Superpuestos los enviados plenipotenciarios de Buenos Aires, Herrera y Coso, y del Imperio del Brasil, Correia. Transpuestos a la dimensión que les obligo mirar. Sentados unos encima de las rodillas de los otros. En el mismo lugar aunque no en el mismo tiempo. Miren, observen: Les ofrezco el despliegue de la parada que cubre dos primeras décadas de la República, incluida la última década de la Colonia. Distingan lo ilegítimo de lo legítimo. Lo puro de lo impuro. Feo es lo bello y lo bello feo. ¡Pásmense zonzos! Vean los límites. Las líneas divisorias de las aguas. El lado de aquí y el lado de allá de lo real. Realeza de la realidad emitiendo destellos en la neblina del papel entre los renglones de tinta. Pluma-espina, éntrales por los ojos y por los oídos. Y vosotros, distinguidos huéspedes, fijad en vuestras retinas, en vuestras almas, si es que las tenéis, estas visiones feas/bellas. La tierra tiene burbujas como las tiene el agua, murmura el jacarero Echevarría. Pero ellas se han esfumado. No, mi estimado doctor. Las burbujas continúan allí. Si no las ve, aspírelas. La respiración invisible también es corpórea. Si usted deja de respirar se muere, ¿no? ¡Nunca he visto una manhá mais hermosa!, exclama Correia. ¿Existen de veras esos seres que vemos?, pregunta el brasilero. Herrera, que ha dado alguna vez la mano a Napoleón, le replica humillado, rencoroso: ¿No ve que son fantasmas? Nos habrán dado de comer alguna raíz dañina, de esas que encarcelan la razón. Correia se estremece. No se preocupen, mis estimados huéspedes. Un temor real es menos temible que uno imaginario. Pensar en un crimen, cosa todavía fantástica es. Cometerlo ya es cosa muy natural. ¿No sabían, señores, que sólo existe lo que aún no existe? Los ojos bisojos de Echevarría parpadean en los présbites de Correia. Los bigotes de gato del Coso, en la cara de sapo de Herrera, que se ha comido su vieja piel. Perdonen, nobles señores. Sus actuaciones figuran en un registro cuyas páginas leeré todos los días hasta el fin de mi vida. Suceda lo que suceda, el tiempo y la ocasión ayudarán a sortear los escollos. Ahora no nos perdamos la parada.

1 «A poco de la llegada de Lázaro de Ribera a la Provincia, sucedió un hecho terrible. En el distrito de la Villa Real, ciento cincuenta hombres se armaron con el pretexto de reconvenir a los indios por la infracción de la paz, sorprendieron una toldería y mataron 75 indios rendidos y sin defensa. Fueron atados por las cinturas y unidos a caballos que llaman "cincheras", siendo todos muertos a golpes de macanas, sables y lanzas. Todo consta en los cinco autos que se elevan. El principal responsable fue el comandante José del Casal. El bárbaro acto tuvo lugar el 15 de mayo de 1786. Ribera se había recibido del gobierno el 8 de abril. Ha nombrado como juez de la causa al comandante José Antonio Zabala y Delgadillo.

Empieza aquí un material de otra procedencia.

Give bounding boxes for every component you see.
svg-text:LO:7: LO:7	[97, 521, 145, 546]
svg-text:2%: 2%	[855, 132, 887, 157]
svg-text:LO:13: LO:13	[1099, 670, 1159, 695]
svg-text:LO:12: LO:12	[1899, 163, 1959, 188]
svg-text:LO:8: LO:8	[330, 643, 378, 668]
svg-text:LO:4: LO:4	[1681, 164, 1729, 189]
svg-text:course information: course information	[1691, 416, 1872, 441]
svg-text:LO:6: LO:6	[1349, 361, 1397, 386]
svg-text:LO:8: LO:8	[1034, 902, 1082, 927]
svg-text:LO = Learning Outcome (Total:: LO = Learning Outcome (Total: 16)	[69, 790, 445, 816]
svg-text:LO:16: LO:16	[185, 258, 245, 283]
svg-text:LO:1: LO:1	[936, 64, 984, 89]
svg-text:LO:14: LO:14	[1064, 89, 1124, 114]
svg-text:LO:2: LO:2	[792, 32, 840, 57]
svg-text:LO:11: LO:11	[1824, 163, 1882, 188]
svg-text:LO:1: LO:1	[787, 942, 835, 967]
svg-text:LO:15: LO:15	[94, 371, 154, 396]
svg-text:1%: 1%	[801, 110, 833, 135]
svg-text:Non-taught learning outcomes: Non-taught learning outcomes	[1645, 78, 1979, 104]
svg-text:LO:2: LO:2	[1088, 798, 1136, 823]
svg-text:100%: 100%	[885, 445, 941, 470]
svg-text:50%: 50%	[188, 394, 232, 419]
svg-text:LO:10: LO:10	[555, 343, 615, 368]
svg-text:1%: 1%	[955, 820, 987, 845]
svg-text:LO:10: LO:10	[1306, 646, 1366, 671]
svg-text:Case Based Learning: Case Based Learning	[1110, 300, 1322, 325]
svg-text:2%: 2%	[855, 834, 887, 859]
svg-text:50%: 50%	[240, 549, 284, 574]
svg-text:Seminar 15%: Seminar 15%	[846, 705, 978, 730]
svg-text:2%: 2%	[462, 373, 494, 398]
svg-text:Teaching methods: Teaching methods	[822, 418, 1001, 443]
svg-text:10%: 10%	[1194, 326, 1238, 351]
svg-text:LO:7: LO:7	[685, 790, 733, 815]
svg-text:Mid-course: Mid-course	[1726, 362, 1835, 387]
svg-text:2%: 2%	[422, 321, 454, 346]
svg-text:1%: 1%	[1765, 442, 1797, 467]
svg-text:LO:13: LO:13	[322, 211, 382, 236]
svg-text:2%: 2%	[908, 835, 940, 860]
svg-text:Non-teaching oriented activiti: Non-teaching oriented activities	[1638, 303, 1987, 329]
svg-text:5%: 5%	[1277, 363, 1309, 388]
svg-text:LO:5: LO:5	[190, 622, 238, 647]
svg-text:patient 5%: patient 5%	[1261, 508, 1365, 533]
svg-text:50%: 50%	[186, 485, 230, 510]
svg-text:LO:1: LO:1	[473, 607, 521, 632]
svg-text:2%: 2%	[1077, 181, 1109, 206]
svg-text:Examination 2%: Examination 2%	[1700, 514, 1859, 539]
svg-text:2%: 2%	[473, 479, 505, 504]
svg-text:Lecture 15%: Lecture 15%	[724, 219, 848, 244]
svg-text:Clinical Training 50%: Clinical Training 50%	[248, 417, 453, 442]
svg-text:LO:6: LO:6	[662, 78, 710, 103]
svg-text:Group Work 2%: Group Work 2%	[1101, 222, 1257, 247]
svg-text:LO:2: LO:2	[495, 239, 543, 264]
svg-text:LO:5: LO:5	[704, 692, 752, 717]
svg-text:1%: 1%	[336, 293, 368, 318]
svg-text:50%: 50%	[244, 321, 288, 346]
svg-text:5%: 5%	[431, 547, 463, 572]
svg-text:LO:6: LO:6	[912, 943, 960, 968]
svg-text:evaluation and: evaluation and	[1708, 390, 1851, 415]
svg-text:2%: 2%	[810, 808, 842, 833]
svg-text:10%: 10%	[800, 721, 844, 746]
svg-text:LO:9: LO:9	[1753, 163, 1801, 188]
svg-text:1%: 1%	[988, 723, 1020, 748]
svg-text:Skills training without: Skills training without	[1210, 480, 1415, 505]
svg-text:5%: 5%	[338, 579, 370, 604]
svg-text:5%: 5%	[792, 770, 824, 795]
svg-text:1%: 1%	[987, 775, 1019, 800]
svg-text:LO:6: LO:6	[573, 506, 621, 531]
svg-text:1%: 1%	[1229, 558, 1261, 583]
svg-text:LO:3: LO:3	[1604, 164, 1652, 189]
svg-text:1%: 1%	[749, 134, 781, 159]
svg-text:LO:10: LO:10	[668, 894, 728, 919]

»La carnicería con resabios de la muerte de Tupac Amaru en el Cuzco, con la nota sobresaliente del descuartizamiento por caballos conmovió a toda la Provincia. Casal, mediante influencias y sus riquezas, escapó al castigo.» (Julio César, op. cit.)

Sin embargo, algún tiempo después, el etnocida Casal cayó en desgracia. Por todos los medios, según consta en las instancias del juicio, José del Casal y Sanabria trató de obtener la defensa de El Supremo quien, por entonces, ejercía su profesión de abogado sin detentar aún ningún cargo público ni influencia oficial alguna. «Entre todos los papelistas que defienden pleitos -escribe el matador de indígenas al juez- es el único que puede sacarme a flote. Le he ofrecido la mitad de mi fortuna, y más también, por tan señalado servicio. Mas todo ha sido en vano. No sólo el orgulloso abogado se ha negado tenazmente a patrocinar mi causa y por lo mismo me hallo inerme e indefenso; también se ha atrevido a calificar injuriosamente mi proceder contra esos salvajes de los montes afirmando, como es público y notorio, que ni por todo el oro del mundo movería un dedo a mi favor, cuando por el contrario, como Dios y nuestro Exmo. Sr Gobdor saben, mi susodicho proceder sólo ha sido en bien de toda la sociedad.» (N. del C.)